Der Tagungsort ist mit dem Maritim Hotel Bonn, Kurt-Georg-Kiesinger-Allee 1, derselbe wie im Februar 2025. Aber 2026 kehrt die Landessynode mit ihrem Sitzungstermin nicht nur vom Februar in den lange üblichen Januar zurück, sondern kommt vom 16. bis 20. Januar auch nur fünf Tage zusammen. Diese Verkürzung um einen Tag wird in den kommenden zwei Jahren getestet, ebenso die erstmalige Tagung über ein komplettes Wochenende. Das soll Synodalen, die nicht Mitarbeitende der Kirche sind, die Vereinbarkeit von Beruf und Ehrenamt erleichtern.
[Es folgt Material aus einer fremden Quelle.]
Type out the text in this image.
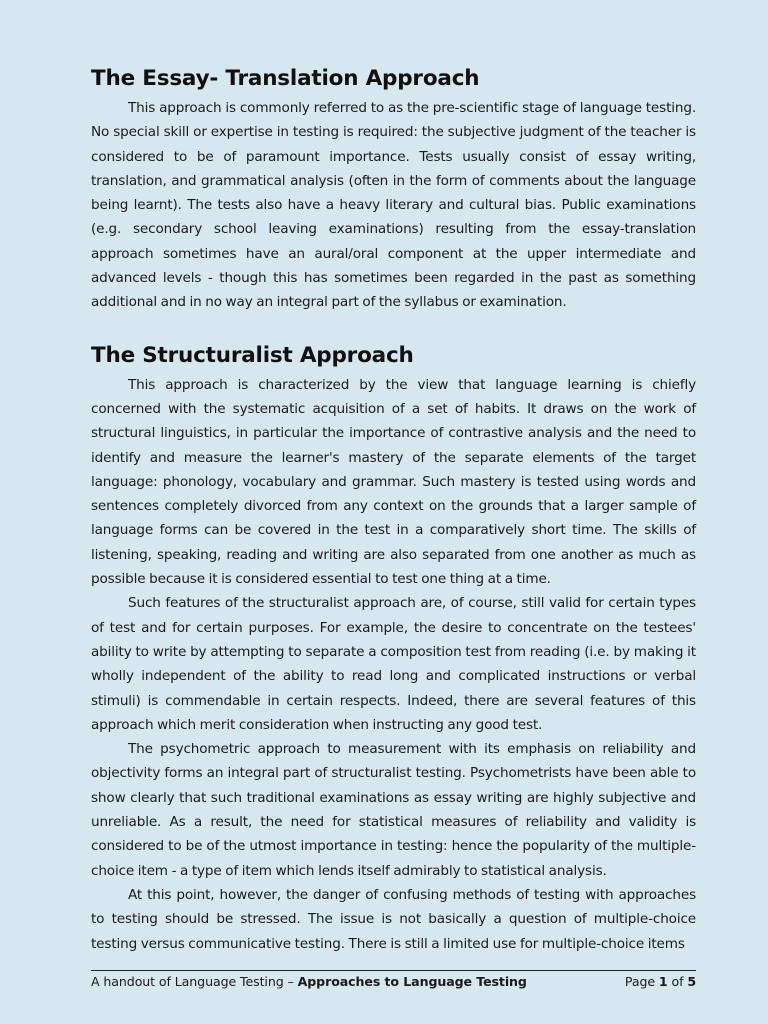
The Essay- Translation Approach

This approach is commonly referred to as the pre-scientific stage of language testing. No special skill or expertise in testing is required: the subjective judgment of the teacher is considered to be of paramount importance. Tests usually consist of essay writing, translation, and grammatical analysis (often in the form of comments about the language being learnt). The tests also have a heavy literary and cultural bias. Public examinations (e.g. secondary school leaving examinations) resulting from the essay-translation approach sometimes have an aural/oral component at the upper intermediate and advanced levels - though this has sometimes been regarded in the past as something additional and in no way an integral part of the syllabus or examination.

The Structuralist Approach

This approach is characterized by the view that language learning is chiefly concerned with the systematic acquisition of a set of habits. It draws on the work of structural linguistics, in particular the importance of contrastive analysis and the need to identify and measure the learner's mastery of the separate elements of the target language: phonology, vocabulary and grammar. Such mastery is tested using words and sentences completely divorced from any context on the grounds that a larger sample of language forms can be covered in the test in a comparatively short time. The skills of listening, speaking, reading and writing are also separated from one another as much as possible because it is considered essential to test one thing at a time.

Such features of the structuralist approach are, of course, still valid for certain types of test and for certain purposes. For example, the desire to concentrate on the testees' ability to write by attempting to separate a composition test from reading (i.e. by making it wholly independent of the ability to read long and complicated instructions or verbal stimuli) is commendable in certain respects. Indeed, there are several features of this approach which merit consideration when instructing any good test.

The psychometric approach to measurement with its emphasis on reliability and objectivity forms an integral part of structuralist testing. Psychometrists have been able to show clearly that such traditional examinations as essay writing are highly subjective and unreliable. As a result, the need for statistical measures of reliability and validity is considered to be of the utmost importance in testing: hence the popularity of the multiple-choice item - a type of item which lends itself admirably to statistical analysis.

At this point, however, the danger of confusing methods of testing with approaches to testing should be stressed. The issue is not basically a question of multiple-choice testing versus communicative testing. There is still a limited use for multiple-choice items

A handout of Language Testing – Approaches to Language Testing	Page 1 of 5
Für die Tagung bedeutet das: Alles wird verdichteter, gleichzeitig ist das Ziel, die Zahl der wirklich notwendigen Entscheidungen zu reduzieren. Pro-Forma-Abstimmungen sollen möglichst vermieden werden. Auch die während der Coronazeit etablierten Einbringungsvideos bieten die Möglichkeit für die 184 stimmberechtigten Synodalen (97 Männer und 87 Frauen), sich schon vorab zu informieren, sodass auf eine Einbringungsrede zu den Vorlagen in den Ausschüssen verzichtet werden kann. „Aber alles, was besprochen werden muss, soll besprochen werden und auch die Zeit haben, besprochen zu werden“, versichert Jochen von der Heidt, als Leiter der Präsidialkanzlei auch Cheforganisator der Landessynode.
Eröffnungsgottesdienst in der Kreuzkirche
Die Tagung beginnt am Freitag um 11 Uhr mit dem Eröffnungsgottesdienst in der Bonner Kreuzkirche. Die Predigt übernehmen mit Annette Vetter, Sammy Wintersohl und Prof. Dr. Lorenz Narku Laing drei nebenamtliche Mitglieder der Kirchenleitung. Die 1. Plenarsitzung am Freitagnachmittag steht ganz im Zeichen des „Berichts über die für die Kirche bedeutsamen Ereignisse“ von Präses Dr. Thorsten Latzel.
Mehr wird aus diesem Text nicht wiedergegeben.